Full Swagger UI at http://localhost:8765/docs

# health
curl localhost:8765/health

# list slow queries
curl "localhost:8765/api/queries?sort=mean_latency_desc&limit=10" | jq

# list regressions
curl "localhost:8765/api/regressions?severity=high" | jq

# trigger collection
curl -X POST localhost:8765/api/collect/run | jq

# generate report for a query
curl -X POST "localhost:8765/api/reports/<fingerprint_id>/generate" | jq

AI report layer

The report generator (backend/app/core/report_generator.py) builds a deterministic findings dict from ORM objects, then renders it as plain English.

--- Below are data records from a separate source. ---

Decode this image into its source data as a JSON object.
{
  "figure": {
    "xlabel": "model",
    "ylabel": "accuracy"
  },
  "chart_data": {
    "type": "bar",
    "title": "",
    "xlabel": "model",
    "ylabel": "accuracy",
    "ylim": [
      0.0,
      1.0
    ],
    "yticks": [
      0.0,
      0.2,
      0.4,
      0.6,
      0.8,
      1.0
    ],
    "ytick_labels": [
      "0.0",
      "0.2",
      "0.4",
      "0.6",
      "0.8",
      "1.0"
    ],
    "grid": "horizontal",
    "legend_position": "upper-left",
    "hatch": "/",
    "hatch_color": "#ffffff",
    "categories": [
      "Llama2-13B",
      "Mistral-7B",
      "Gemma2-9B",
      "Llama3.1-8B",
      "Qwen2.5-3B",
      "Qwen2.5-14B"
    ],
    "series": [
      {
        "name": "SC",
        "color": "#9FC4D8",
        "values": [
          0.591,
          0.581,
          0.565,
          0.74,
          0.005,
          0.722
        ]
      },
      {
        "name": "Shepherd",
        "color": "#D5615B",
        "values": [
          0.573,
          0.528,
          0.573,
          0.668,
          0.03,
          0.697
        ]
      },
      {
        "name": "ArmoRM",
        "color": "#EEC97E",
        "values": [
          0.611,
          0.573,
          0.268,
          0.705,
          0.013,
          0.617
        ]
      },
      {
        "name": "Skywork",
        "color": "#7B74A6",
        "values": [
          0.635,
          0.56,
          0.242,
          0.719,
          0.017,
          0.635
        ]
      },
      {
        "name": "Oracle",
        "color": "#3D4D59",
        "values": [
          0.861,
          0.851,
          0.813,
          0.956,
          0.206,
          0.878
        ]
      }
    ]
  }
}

  • Default (no key required): A deterministic template constructs a 2–4 sentence summary from the findings.
  • Optional LLM: Set LLM_ENABLED=true and provide OPENAI_API_KEY. Works with OpenAI, Groq free tier, or a local Ollama instance via OPENAI_BASE_URL.

The LLM prompt instructs:

  • use only provided facts, never invent numbers or table names
  • phrase suggestions as "Candidate optimization: review whether …"
  • never claim a fix is guaranteed

Tests

make test            # all 40 tests (requires Docker for integration)
make test-unit       # 30 pure unit tests (no Docker)

Tests cover:

  • test_fingerprint.py — 11 cases: literals, placeholders, whitespace, stability
  • test_explain_parser.py — 6 cases: seq scan, index scan, nested loop, no-ANALYZE
  • test_regression_detector.py — 13 cases: every regression type + edge cases
  • test_collector.py — 3 integration cases: metrics stored, upsert, index drop → regression
  • test_api_smoke.py — 7 smoke tests: all routes return correct shape

Screenshots

Dashboard — bento layout with KPI cards, latency landscape, severity breakdown with top regression types, activity feed timeline, and a sortable & filterable slowest-query table. dashboard

Command palette⌘K (or /) opens a fuzzy search across queries, regressions, and actions. Arrow keys to navigate, Enter to drill in. command palette

Query detail — SQL with syntax highlighting and line numbers, mean-exec & call-count time series with an animated peak marker, parsed execution plan tree, and full regression history for the fingerprint. query-detail

Regressions feed — every detection by severity and type, with one click to drill into the offending fingerprint. regressions

Screenshots are captured headlessly with Playwright (docs/screenshots/capture.mjs) against a running stack — they reflect real demo data, not mocks. Run make screenshots to regenerate.


Limitations

  • Single-tenant, no authentication
  • Collector is on-demand (POST /api/collect/run). For production, trigger via Cloud Scheduler or a cron job
  • EXPLAIN ANALYZE is disabled by default (ALLOW_EXPLAIN_ANALYZE=false) — enable only against the demo DB
  • pg_stat_statements parameterized queries use PREPARE/EXPLAIN EXECUTE(1) — plan may not reflect all query shapes
  • Only the latest plan is shown in the UI; plan-diff is roadmap

Roadmap

  • Continuous collector daemon with scheduling UI
  • Side-by-side plan diff
  • Per-database / multi-DSN support
  • Query tagging and ignore-list
  • Slack/webhook alerts on high-severity regressions

About

Monitors PostgreSQL query performance via pg_stat_statements: fingerprints queries, snapshots EXPLAIN plans, detects regressions with deterministic rules, and surfaces slow queries in a React dashboard. FastAPI + React + Postgres + Docker.